South Africa strike back with late wickets
South Africa hit back with two wickets after Australia's second-string pace attack dismissed the Proteas on a dramatic opening day of the third and final Test at the WACA Ground on Friday.
After winning the toss and electing to bat, the Proteas were bundled out for 225 despite more heroics from Adelaide Test hero Faf du Plessis in a match that will decide the top-ranked nation in Test cricket.
However, the Proteas quickly struck back with a vengeance, claiming two Australian wickets in the hour before stumps.
Opener Ed Cowan was caught in slips by Jacques Kallis off pace spearhead Dale Steyn for a first-ball duck, before Shane Watson (10) was given out lbw to Vernon Philander on a decision review, after umpire Asad Rauf had turned down the initial appeal.

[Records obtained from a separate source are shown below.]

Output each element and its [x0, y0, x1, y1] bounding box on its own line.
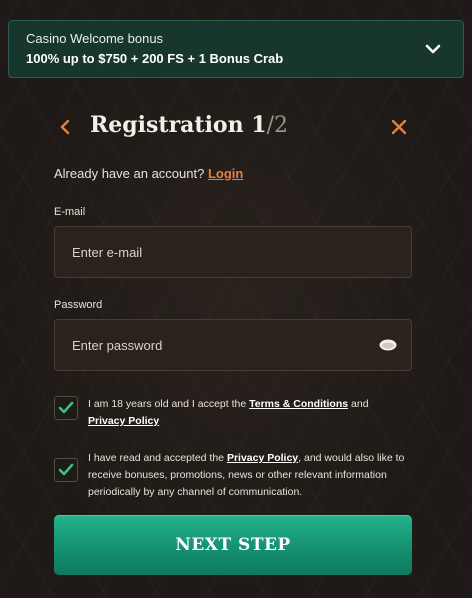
- terms-text-before: I am 18 years old and I accept the: [88, 398, 250, 410]
- email-input[interactable]: [72, 244, 362, 260]
- bonus-title: Casino Welcome bonus: [26, 31, 164, 46]
- password-label: Password: [54, 299, 103, 311]
- email-label: E-mail: [54, 206, 86, 218]
- welcome-bonus-banner[interactable]: Casino Welcome bonus 100% up to $750 + 2…: [8, 20, 464, 78]
- step-total: /2: [266, 113, 289, 138]
- password-field-container: [54, 319, 412, 371]
- login-link[interactable]: Login: [208, 166, 243, 181]
- terms-checkbox[interactable]: [54, 396, 78, 420]
- marketing-consent-text: I have read and accepted the Privacy Pol…: [88, 450, 412, 501]
- marketing-text-before: I have read and accepted the: [88, 452, 227, 464]
- eye-icon[interactable]: [378, 337, 398, 353]
- bonus-offer: 100% up to $750 + 200 FS + 1 Bonus Crab: [26, 51, 284, 66]
- terms-link[interactable]: Terms & Conditions: [249, 398, 348, 410]
- chevron-down-icon[interactable]: [417, 33, 449, 65]
- close-icon[interactable]: [390, 118, 408, 136]
- privacy-policy-link[interactable]: Privacy Policy: [88, 415, 159, 427]
- terms-consent-text: I am 18 years old and I accept the Terms…: [88, 396, 412, 430]
- email-field-container: [54, 226, 412, 278]
- step-current: 1: [251, 112, 267, 138]
- next-step-button[interactable]: NEXT STEP: [54, 515, 412, 575]
- terms-text-mid: and: [348, 398, 369, 410]
- marketing-checkbox[interactable]: [54, 458, 78, 482]
- login-prompt-text: Already have an account?: [54, 166, 205, 181]
- marketing-privacy-link[interactable]: Privacy Policy: [227, 452, 298, 464]
- checkmark-icon: [58, 401, 74, 414]
- chevron-left-icon[interactable]: [58, 118, 72, 136]
- page-title: Registration 1/2: [90, 112, 288, 138]
- password-input[interactable]: [72, 337, 362, 353]
- checkmark-icon: [58, 463, 74, 476]
- title-text: Registration: [90, 112, 244, 138]
- login-prompt: Already have an account? Login: [54, 166, 243, 181]
- registration-header: Registration 1/2: [54, 108, 412, 146]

At the close, the home team were 33 for two, with David Warner on 12 and night watchman Nathan Lyon surviving a torrid examination from Steyn in the final over of the day to be seven not out.

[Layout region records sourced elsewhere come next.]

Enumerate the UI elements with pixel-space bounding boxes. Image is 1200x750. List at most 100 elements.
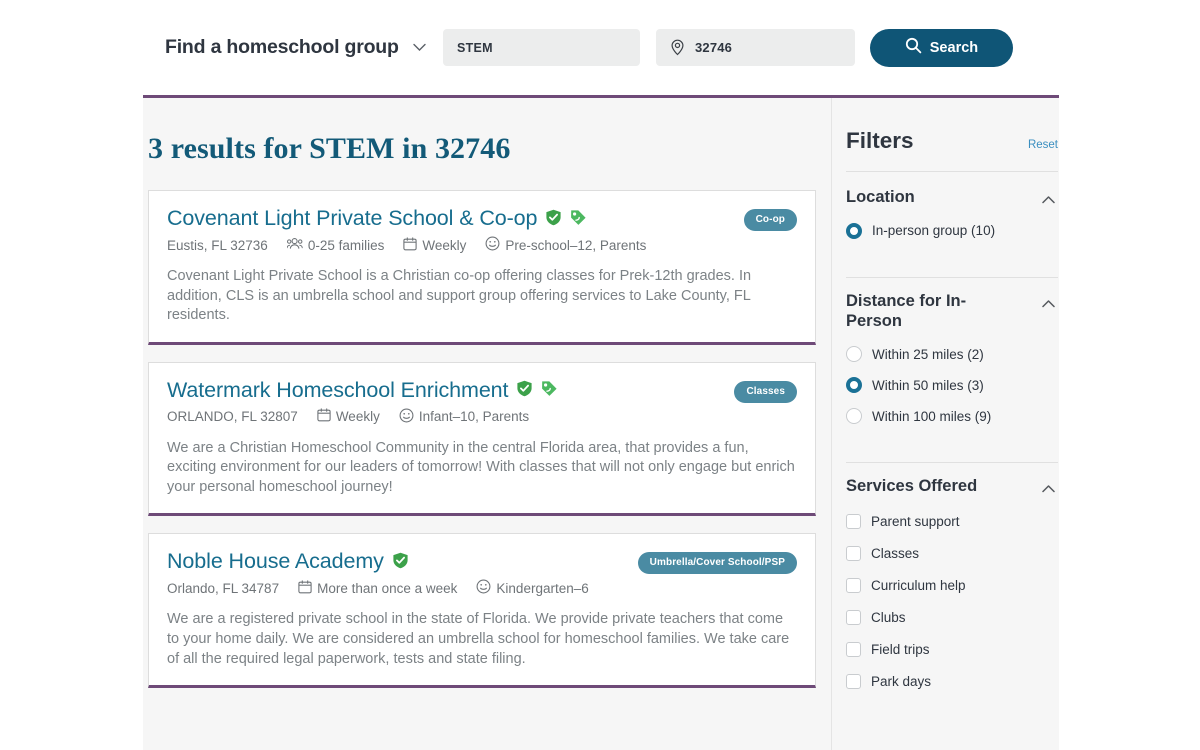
result-badge-icons	[516, 378, 558, 402]
location-input[interactable]: 32746	[655, 29, 855, 66]
result-card-header: Watermark Homeschool Enrichment Classes	[167, 378, 797, 403]
keyword-input-value: STEM	[456, 40, 493, 55]
result-meta-row: ORLANDO, FL 32807 Weekly Infant–10, Parent…	[167, 408, 797, 426]
reset-filters-link[interactable]: Reset	[1028, 139, 1058, 151]
result-meta-text: 0-25 families	[307, 237, 385, 253]
shield-check-icon	[392, 552, 409, 574]
result-meta-text: More than once a week	[317, 580, 458, 596]
result-title-link[interactable]: Watermark Homeschool Enrichment	[167, 378, 509, 403]
filter-group: Distance for In-Person Within 25 miles (2…	[846, 239, 1059, 425]
result-type-badge: Umbrella/Cover School/PSP	[637, 552, 797, 575]
filter-option[interactable]: Classes	[846, 546, 1059, 562]
filter-option-label: Within 100 miles (9)	[872, 408, 992, 424]
chevron-up-icon[interactable]	[1042, 477, 1055, 495]
radio-button[interactable]	[846, 377, 862, 394]
radio-button[interactable]	[846, 346, 862, 363]
chevron-up-icon[interactable]	[1042, 188, 1055, 206]
filters-title: Filters	[846, 128, 914, 153]
filters-header: Filters Reset	[846, 128, 1059, 154]
filter-option[interactable]: In-person group (10)	[846, 222, 1059, 239]
page-container: Find a homeschool group STEM 32746 Searc…	[143, 0, 1059, 750]
filter-groups: Location In-person group (10) Distance for…	[846, 172, 1059, 690]
smiley-icon	[485, 236, 500, 254]
result-meta-text: Weekly	[422, 237, 467, 253]
filter-group: Services Offered Parent support Classes Cur…	[846, 424, 1059, 690]
result-title-link[interactable]: Noble House Academy	[167, 549, 384, 574]
result-title-wrap: Covenant Light Private School & Co-op	[167, 206, 744, 231]
filter-option-label: Within 50 miles (3)	[872, 377, 984, 393]
filter-option-label: Parent support	[871, 514, 960, 530]
checkbox[interactable]	[846, 514, 861, 530]
checkbox[interactable]	[846, 610, 861, 626]
result-meta-text: Infant–10, Parents	[418, 409, 530, 425]
radio-button[interactable]	[846, 408, 862, 425]
filter-group-title: Location	[846, 188, 915, 206]
result-meta-text: Pre-school–12, Parents	[505, 237, 647, 253]
calendar-icon	[403, 236, 417, 254]
chevron-up-icon[interactable]	[1042, 292, 1055, 310]
result-type-badge: Co-op	[743, 209, 797, 231]
chevron-down-icon	[413, 39, 426, 56]
filter-option[interactable]: Curriculum help	[846, 578, 1059, 594]
calendar-icon	[317, 408, 331, 425]
filter-option-label: Within 25 miles (2)	[872, 346, 984, 362]
filter-option[interactable]: Within 50 miles (3)	[846, 377, 1059, 394]
result-title-wrap: Noble House Academy	[167, 549, 638, 574]
result-meta-item: Eustis, FL 32736	[167, 238, 268, 253]
filter-option-label: Curriculum help	[871, 578, 966, 594]
tag-icon	[540, 380, 558, 402]
result-type-badge: Classes	[734, 380, 797, 403]
checkbox[interactable]	[846, 546, 861, 562]
filter-group-divider	[846, 276, 1058, 278]
location-input-value: 32746	[694, 40, 733, 55]
content-area: 3 results for STEM in 32746 Covenant Lig…	[143, 98, 1059, 750]
result-meta-item: Pre-school–12, Parents	[485, 236, 646, 254]
result-title-wrap: Watermark Homeschool Enrichment	[167, 378, 734, 403]
result-card: Covenant Light Private School & Co-op Co-…	[148, 190, 816, 345]
result-meta-row: Orlando, FL 34787 More than once a week Ki…	[167, 579, 797, 597]
filter-option[interactable]: Within 100 miles (9)	[846, 408, 1059, 425]
users-icon	[286, 237, 303, 253]
checkbox[interactable]	[846, 578, 861, 594]
tag-icon	[569, 209, 587, 231]
shield-check-icon	[516, 380, 533, 402]
filter-option[interactable]: Park days	[846, 674, 1059, 690]
result-description: We are a registered private school in th…	[167, 611, 790, 667]
filter-option-label: In-person group (10)	[872, 223, 996, 239]
filter-option[interactable]: Within 25 miles (2)	[846, 346, 1059, 363]
result-meta-row: Eustis, FL 32736 0-25 families Weekly Pre-s…	[167, 236, 797, 254]
result-card-header: Noble House Academy Umbrella/Cover School…	[167, 549, 797, 575]
result-meta-text: Orlando, FL 34787	[167, 580, 280, 596]
result-description: We are a Christian Homeschool Community …	[167, 439, 795, 495]
result-card: Watermark Homeschool Enrichment Classes OR…	[148, 361, 816, 517]
filter-group-header[interactable]: Distance for In-Person	[846, 292, 1059, 332]
result-title-link[interactable]: Covenant Light Private School & Co-op	[167, 206, 537, 231]
filter-option[interactable]: Field trips	[846, 642, 1059, 658]
filter-group: Location In-person group (10)	[846, 172, 1059, 239]
filter-option-label: Clubs	[871, 610, 906, 626]
smiley-icon	[399, 408, 414, 426]
result-meta-item: ORLANDO, FL 32807	[167, 409, 298, 424]
search-button[interactable]: Search	[869, 28, 1013, 67]
result-meta-item: More than once a week	[298, 580, 457, 597]
result-badge-icons	[392, 550, 409, 574]
checkbox[interactable]	[846, 642, 861, 658]
group-type-dropdown[interactable]: Find a homeschool group	[165, 36, 426, 59]
results-column: 3 results for STEM in 32746 Covenant Lig…	[143, 98, 831, 705]
filter-option-label: Classes	[871, 546, 920, 562]
keyword-input[interactable]: STEM	[442, 29, 640, 66]
radio-button[interactable]	[846, 222, 862, 239]
checkbox[interactable]	[846, 674, 861, 690]
filter-option[interactable]: Parent support	[846, 514, 1059, 530]
filter-group-title: Services Offered	[846, 477, 978, 496]
search-icon	[905, 37, 922, 58]
search-button-label: Search	[929, 39, 979, 56]
filter-group-header[interactable]: Location	[846, 188, 1059, 208]
results-list: Covenant Light Private School & Co-op Co-…	[143, 190, 831, 689]
result-description: Covenant Light Private School is a Chris…	[167, 268, 752, 324]
filter-group-title: Distance for In-Person	[846, 291, 967, 330]
result-meta-item: Weekly	[317, 408, 380, 425]
group-type-dropdown-label: Find a homeschool group	[165, 36, 399, 58]
filter-group-header[interactable]: Services Offered	[846, 477, 1059, 497]
filter-option[interactable]: Clubs	[846, 610, 1059, 626]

While the South Africans were chasing a score of 300, recalled spinner Robin Peterson, who made 31 with the bat to be the second-highest scorer behind du Plessis' unbeaten 78, said the two late wickets had renewed the team's spirits.

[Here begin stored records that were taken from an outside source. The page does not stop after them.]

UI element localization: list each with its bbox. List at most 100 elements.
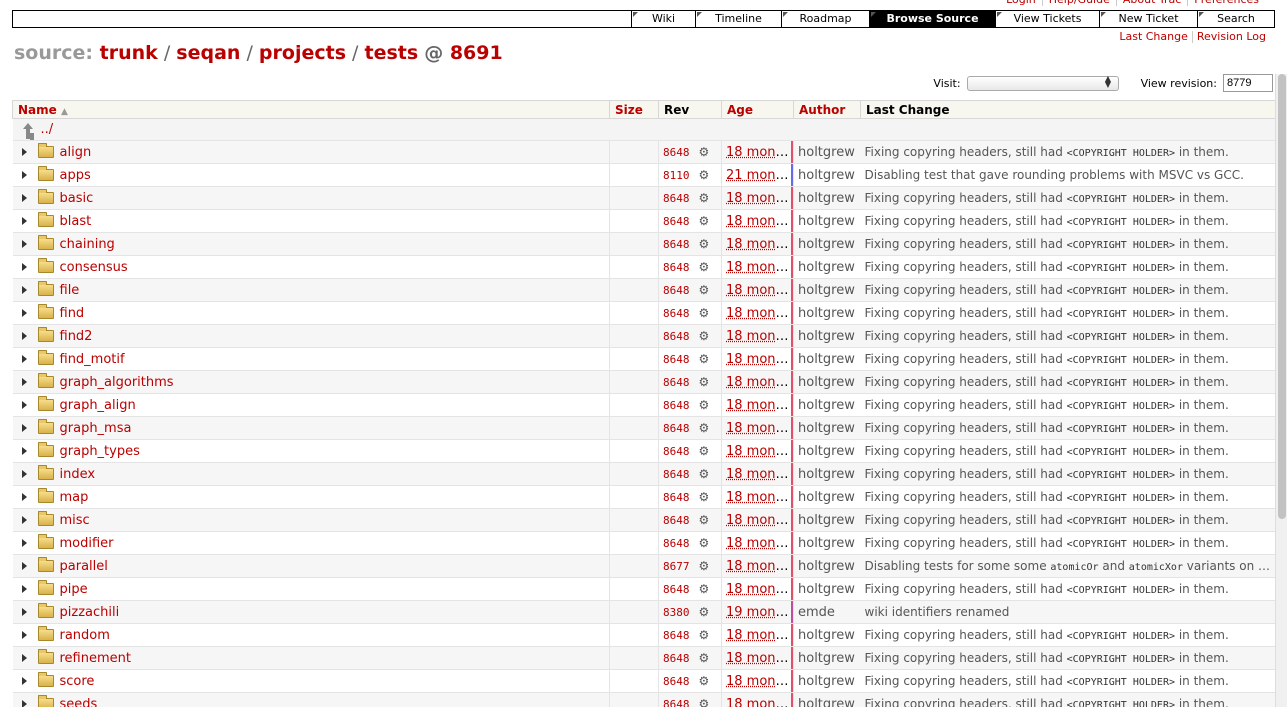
age-link[interactable]: 18 months <box>726 444 794 459</box>
rev-link[interactable]: 8648 <box>663 238 690 251</box>
dir-name-link[interactable]: random <box>60 628 110 643</box>
dir-name-link[interactable]: align <box>60 145 92 160</box>
expand-triangle-icon[interactable] <box>21 401 27 409</box>
expand-triangle-icon[interactable] <box>21 148 27 156</box>
name-column-header[interactable]: Name ▲ <box>12 100 610 119</box>
changeset-gear-icon[interactable]: ⚙ <box>699 467 710 481</box>
age-link[interactable]: 18 months <box>726 467 794 482</box>
changeset-gear-icon[interactable]: ⚙ <box>699 628 710 642</box>
expand-triangle-icon[interactable] <box>21 539 27 547</box>
dir-name-link[interactable]: score <box>60 674 95 689</box>
age-column-header[interactable]: Age <box>721 100 794 119</box>
view-revision-input[interactable] <box>1223 74 1273 92</box>
path-segment-link[interactable]: seqan <box>176 42 240 64</box>
path-segment-link[interactable]: tests <box>364 42 418 64</box>
rev-link[interactable]: 8648 <box>663 376 690 389</box>
changeset-gear-icon[interactable]: ⚙ <box>699 237 710 251</box>
age-link[interactable]: 19 months <box>726 605 794 620</box>
rev-link[interactable]: 8648 <box>663 468 690 481</box>
rev-link[interactable]: 8648 <box>663 422 690 435</box>
rev-link[interactable]: 8648 <box>663 445 690 458</box>
vertical-scrollbar[interactable] <box>1275 74 1287 707</box>
dir-name-link[interactable]: pizzachili <box>60 605 120 620</box>
changeset-gear-icon[interactable]: ⚙ <box>699 605 710 619</box>
age-link[interactable]: 18 months <box>726 306 794 321</box>
dir-name-link[interactable]: find <box>60 306 85 321</box>
dir-name-link[interactable]: map <box>60 490 89 505</box>
dir-name-link[interactable]: pipe <box>60 582 88 597</box>
changeset-gear-icon[interactable]: ⚙ <box>699 513 710 527</box>
rev-link[interactable]: 8648 <box>663 583 690 596</box>
rev-link[interactable]: 8648 <box>663 284 690 297</box>
age-link[interactable]: 18 months <box>726 329 794 344</box>
rev-link[interactable]: 8648 <box>663 675 690 688</box>
metanav-item[interactable]: About Trac <box>1115 0 1188 6</box>
rev-link[interactable]: 8380 <box>663 606 690 619</box>
tab-new-ticket[interactable]: New Ticket <box>1099 11 1197 27</box>
rev-column-header[interactable]: Rev <box>658 100 722 119</box>
changeset-gear-icon[interactable]: ⚙ <box>699 145 710 159</box>
changeset-gear-icon[interactable]: ⚙ <box>699 444 710 458</box>
dir-name-link[interactable]: find2 <box>60 329 93 344</box>
age-link[interactable]: 18 months <box>726 375 794 390</box>
expand-triangle-icon[interactable] <box>21 217 27 225</box>
rev-link[interactable]: 8648 <box>663 629 690 642</box>
age-link[interactable]: 18 months <box>726 490 794 505</box>
rev-link[interactable]: 8648 <box>663 261 690 274</box>
scrollbar-thumb[interactable] <box>1278 74 1286 519</box>
dir-name-link[interactable]: find_motif <box>60 352 125 367</box>
changeset-gear-icon[interactable]: ⚙ <box>699 168 710 182</box>
changeset-gear-icon[interactable]: ⚙ <box>699 352 710 366</box>
changeset-gear-icon[interactable]: ⚙ <box>699 674 710 688</box>
dir-name-link[interactable]: parallel <box>60 559 108 574</box>
rev-link[interactable]: 8648 <box>663 307 690 320</box>
tab-wiki[interactable]: Wiki <box>631 11 695 27</box>
dir-name-link[interactable]: basic <box>60 191 94 206</box>
age-link[interactable]: 18 months <box>726 191 794 206</box>
dir-name-link[interactable]: file <box>60 283 80 298</box>
changeset-gear-icon[interactable]: ⚙ <box>699 559 710 573</box>
tab-timeline[interactable]: Timeline <box>695 11 781 27</box>
changeset-gear-icon[interactable]: ⚙ <box>699 697 710 707</box>
changeset-gear-icon[interactable]: ⚙ <box>699 375 710 389</box>
expand-triangle-icon[interactable] <box>21 677 27 685</box>
expand-triangle-icon[interactable] <box>21 309 27 317</box>
expand-triangle-icon[interactable] <box>21 585 27 593</box>
path-segment-link[interactable]: trunk <box>100 42 158 64</box>
changeset-gear-icon[interactable]: ⚙ <box>699 329 710 343</box>
changeset-gear-icon[interactable]: ⚙ <box>699 191 710 205</box>
dir-name-link[interactable]: apps <box>60 168 91 183</box>
rev-link[interactable]: 8648 <box>663 192 690 205</box>
expand-triangle-icon[interactable] <box>21 424 27 432</box>
tab-roadmap[interactable]: Roadmap <box>781 11 869 27</box>
age-link[interactable]: 18 months <box>726 582 794 597</box>
changeset-gear-icon[interactable]: ⚙ <box>699 260 710 274</box>
age-link[interactable]: 18 months <box>726 398 794 413</box>
expand-triangle-icon[interactable] <box>21 286 27 294</box>
expand-triangle-icon[interactable] <box>21 355 27 363</box>
expand-triangle-icon[interactable] <box>21 562 27 570</box>
expand-triangle-icon[interactable] <box>21 263 27 271</box>
dir-name-link[interactable]: seeds <box>60 697 98 707</box>
changeset-gear-icon[interactable]: ⚙ <box>699 490 710 504</box>
changeset-gear-icon[interactable]: ⚙ <box>699 214 710 228</box>
expand-triangle-icon[interactable] <box>21 171 27 179</box>
changeset-gear-icon[interactable]: ⚙ <box>699 283 710 297</box>
metanav-item[interactable]: Help/Guide <box>1041 0 1116 6</box>
dir-name-link[interactable]: index <box>60 467 96 482</box>
expand-triangle-icon[interactable] <box>21 493 27 501</box>
expand-triangle-icon[interactable] <box>21 654 27 662</box>
tab-view-tickets[interactable]: View Tickets <box>995 11 1099 27</box>
expand-triangle-icon[interactable] <box>21 194 27 202</box>
age-link[interactable]: 18 months <box>726 559 794 574</box>
author-column-header[interactable]: Author <box>793 100 861 119</box>
rev-link[interactable]: 8648 <box>663 514 690 527</box>
age-link[interactable]: 18 months <box>726 674 794 689</box>
age-link[interactable]: 18 months <box>726 651 794 666</box>
changeset-gear-icon[interactable]: ⚙ <box>699 651 710 665</box>
age-link[interactable]: 18 months <box>726 421 794 436</box>
dir-name-link[interactable]: graph_msa <box>60 421 132 436</box>
dir-name-link[interactable]: misc <box>60 513 90 528</box>
expand-triangle-icon[interactable] <box>21 631 27 639</box>
size-column-header[interactable]: Size <box>609 100 659 119</box>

"We have to make it (225) a good score," he said.
"But after being 6-75, we are pretty happy getting with scoring 225, and especially getting two wickets late in the evening.
"It made 225 look like a decent score, especially if we can get one or two wickets tomorrow morning."
Batting at number seven, second Test hero du Plessis again played a lone hand in the South African first innings and teamed with the tail to add vital late runs after the Proteas had slumped to 75 for six when they lost five wickets for 14 runs either side of lunch.
Debutant Australian paceman John Hastings conceded the home side had let the visitors off the hook and said the first hour of Saturday's second day would be crucial to the outcome of the match.
"We let it slip a little bit, but 225 is still a pretty good effort to bowl them out," he said.
"The wicket will get better and if we can bat well for an hour in the morning, I think it will flatten out nicely."
Australia were forced to completely revamp their fast bowling line-up for the match, with their three pacemen from the drawn Adelaide Test -- Peter Siddle, Ben Hilfenhaus and James Pattinson -- all ruled out.
Left-armer Mitchell Johnson was recalled for his first Test in 12 months, Mitchell Starc was promoted after being 12th man for the first two matches in the series, and Hastings was handed his Test debut.
All were in the wickets as they decimated the South African top order.
It was the returning Watson (1-22) who claimed the initial breakthrough, having Graeme Smith caught at first slip by rival skipper Michael Clarke for 16.
Watson made a welcome return from a calf problem, having missed Australia's last eight home Tests with various injuries, by finding a thick outside edge from Smith to remove the Proteas skipper.
Just before lunch, Starc (2-55) struck two telling blows.
Starc removed opener Alviro Petersen (30) when he bowled the right-hander with a full delivery and then found a way through the defence of Kallis (2), who overcame a hamstring injury to take his place in the match, with a similar ball.
Already struggling at 63 for three at lunch, the Proteas crumbled after the resumption, with Hashim Amla (11), AB de Villiers (4) and debutant Dean Elgar (0) all falling in quick succession.
Amla was run out by a brilliant direct hit from David Warner in the covers, de Villiers became Hastings' first Test scalp when caught at first slip by Clarke and Elgar gave Johnson (2-54) a well-deserved first wicket when he was caught behind.
Peterson and Philander (30) offered support to du Plessis, while Lyon picked up late wickets with his off-spin to claim 3-41.